I’M in the foothills of the Himalayas, surrounded by three sacred mountains, the moonlight is picking out a small cluster of houses and Jelac is about to walk to school.
Actually, it’s early evening in the Itchen valley, but I’m transported 5,000 miles away by a soundscape on my iPhone conceived by Jane, who has organised this fundraiser for the impressive NGO Stay at School.
We walk along the chalky riverbank, crossing small empty lanes, skirting the edge of the vineyard and fields of poppies on the easiest of paths for an hour and a half—the same amount of time it takes Jelac to walk to school each morning and home each evening.
Or he used to, until Stay at School built a boarding house so that he never has to decide education isn’t worth the dark, wet mountain trek on narrow slippery paths through forests whose spirits used to terrify him.

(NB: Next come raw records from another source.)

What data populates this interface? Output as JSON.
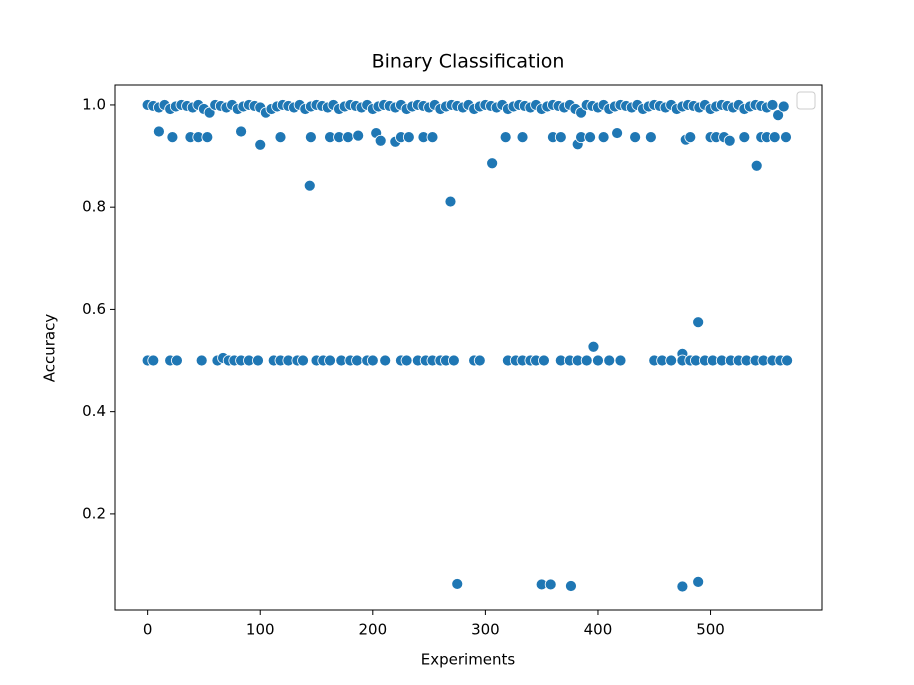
{
  "chart_data": {
    "type": "scatter",
    "title": "Binary Classification",
    "x_label": "Experiments",
    "y_label": "Accuracy",
    "color": "#1f77b4",
    "xlim": [
      -29,
      599
    ],
    "ylim": [
      0.012,
      1.039
    ],
    "xticks": [
      0,
      100,
      200,
      300,
      400,
      500
    ],
    "yticks": [
      0.2,
      0.4,
      0.6,
      0.8,
      {
        "value": 1,
        "label": "1.0"
      }
    ],
    "x": [
      0,
      5,
      10,
      15,
      20,
      25,
      30,
      35,
      40,
      45,
      50,
      55,
      60,
      65,
      70,
      75,
      80,
      85,
      90,
      95,
      100,
      105,
      110,
      115,
      120,
      125,
      130,
      135,
      140,
      145,
      150,
      155,
      160,
      165,
      170,
      175,
      180,
      185,
      190,
      195,
      200,
      205,
      210,
      215,
      220,
      225,
      230,
      235,
      240,
      245,
      250,
      255,
      260,
      265,
      270,
      275,
      280,
      285,
      290,
      295,
      300,
      305,
      310,
      315,
      320,
      325,
      330,
      335,
      340,
      345,
      350,
      355,
      360,
      365,
      370,
      375,
      380,
      385,
      390,
      395,
      400,
      405,
      410,
      415,
      420,
      425,
      430,
      435,
      440,
      445,
      450,
      455,
      460,
      465,
      470,
      475,
      480,
      485,
      490,
      495,
      500,
      505,
      510,
      515,
      520,
      525,
      530,
      535,
      540,
      545,
      550,
      555,
      560,
      565,
      10,
      22,
      38,
      45,
      53,
      83,
      100,
      118,
      145,
      162,
      170,
      178,
      187,
      203,
      207,
      220,
      225,
      232,
      245,
      253,
      318,
      333,
      360,
      367,
      382,
      385,
      393,
      405,
      417,
      433,
      447,
      478,
      482,
      500,
      505,
      512,
      517,
      530,
      545,
      550,
      557,
      567,
      144,
      269,
      306,
      541,
      396,
      489,
      475,
      275,
      350,
      358,
      376,
      475,
      489,
      0,
      5,
      20,
      26,
      48,
      62,
      67,
      72,
      77,
      83,
      90,
      98,
      112,
      118,
      125,
      133,
      138,
      150,
      156,
      162,
      172,
      180,
      186,
      195,
      200,
      211,
      225,
      230,
      240,
      247,
      253,
      260,
      265,
      272,
      290,
      295,
      320,
      327,
      333,
      340,
      345,
      352,
      367,
      375,
      382,
      390,
      400,
      410,
      420,
      450,
      457,
      465,
      475,
      482,
      487,
      495,
      502,
      510,
      518,
      525,
      532,
      540,
      547,
      555,
      562,
      568
    ],
    "values": [
      1,
      0.998,
      0.995,
      1,
      0.992,
      0.997,
      1,
      0.998,
      0.995,
      1,
      0.992,
      0.985,
      1,
      0.998,
      0.995,
      1,
      0.992,
      0.997,
      1,
      0.998,
      0.995,
      0.985,
      0.992,
      0.997,
      1,
      0.998,
      0.995,
      1,
      0.992,
      0.997,
      1,
      0.998,
      0.995,
      1,
      0.992,
      0.997,
      1,
      0.998,
      0.995,
      1,
      0.992,
      0.997,
      1,
      0.998,
      0.995,
      1,
      0.992,
      0.997,
      1,
      0.998,
      0.995,
      1,
      0.992,
      0.997,
      1,
      0.998,
      0.995,
      1,
      0.992,
      0.997,
      1,
      0.998,
      0.995,
      1,
      0.992,
      0.997,
      1,
      0.998,
      0.995,
      1,
      0.992,
      0.997,
      1,
      0.998,
      0.995,
      1,
      0.992,
      0.985,
      1,
      0.998,
      0.995,
      1,
      0.992,
      0.997,
      1,
      0.998,
      0.995,
      1,
      0.992,
      0.997,
      1,
      0.998,
      0.995,
      1,
      0.992,
      0.997,
      1,
      0.998,
      0.995,
      1,
      0.992,
      0.997,
      1,
      0.998,
      0.995,
      1,
      0.992,
      0.997,
      1,
      0.998,
      0.995,
      1,
      0.98,
      0.997,
      0.948,
      0.937,
      0.937,
      0.937,
      0.937,
      0.948,
      0.922,
      0.937,
      0.937,
      0.937,
      0.937,
      0.937,
      0.94,
      0.945,
      0.93,
      0.928,
      0.937,
      0.937,
      0.937,
      0.937,
      0.937,
      0.937,
      0.937,
      0.937,
      0.923,
      0.937,
      0.937,
      0.937,
      0.945,
      0.937,
      0.937,
      0.932,
      0.937,
      0.937,
      0.937,
      0.937,
      0.93,
      0.937,
      0.937,
      0.937,
      0.937,
      0.937,
      0.842,
      0.811,
      0.886,
      0.881,
      0.527,
      0.575,
      0.513,
      0.063,
      0.062,
      0.062,
      0.059,
      0.058,
      0.067,
      0.5,
      0.5,
      0.5,
      0.5,
      0.5,
      0.5,
      0.505,
      0.5,
      0.5,
      0.5,
      0.5,
      0.5,
      0.5,
      0.5,
      0.5,
      0.5,
      0.5,
      0.5,
      0.5,
      0.5,
      0.5,
      0.5,
      0.5,
      0.5,
      0.5,
      0.5,
      0.5,
      0.5,
      0.5,
      0.5,
      0.5,
      0.5,
      0.5,
      0.5,
      0.5,
      0.5,
      0.5,
      0.5,
      0.5,
      0.5,
      0.5,
      0.5,
      0.5,
      0.5,
      0.5,
      0.5,
      0.5,
      0.5,
      0.5,
      0.5,
      0.5,
      0.5,
      0.5,
      0.5,
      0.5,
      0.5,
      0.5,
      0.5,
      0.5,
      0.5,
      0.5,
      0.5,
      0.5,
      0.5,
      0.5,
      0.5
    ]
  }
}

We pause for Nepalese tea and wind up with Nepalese beer: a surreal evening and as close to the Himalayas as I’m ever likely to get.
In 2013, a young Frenchman knocked on our door and asked if he could camp in our field. He said he was on a walking holiday. Our neighbour, Robert, kept an eye on him and gave him breakfast the following day before dropping him in town with a better rucksack and a map of Winchester, from where the man was trying to get to Ireland (he told Robert) or Canada (he told me).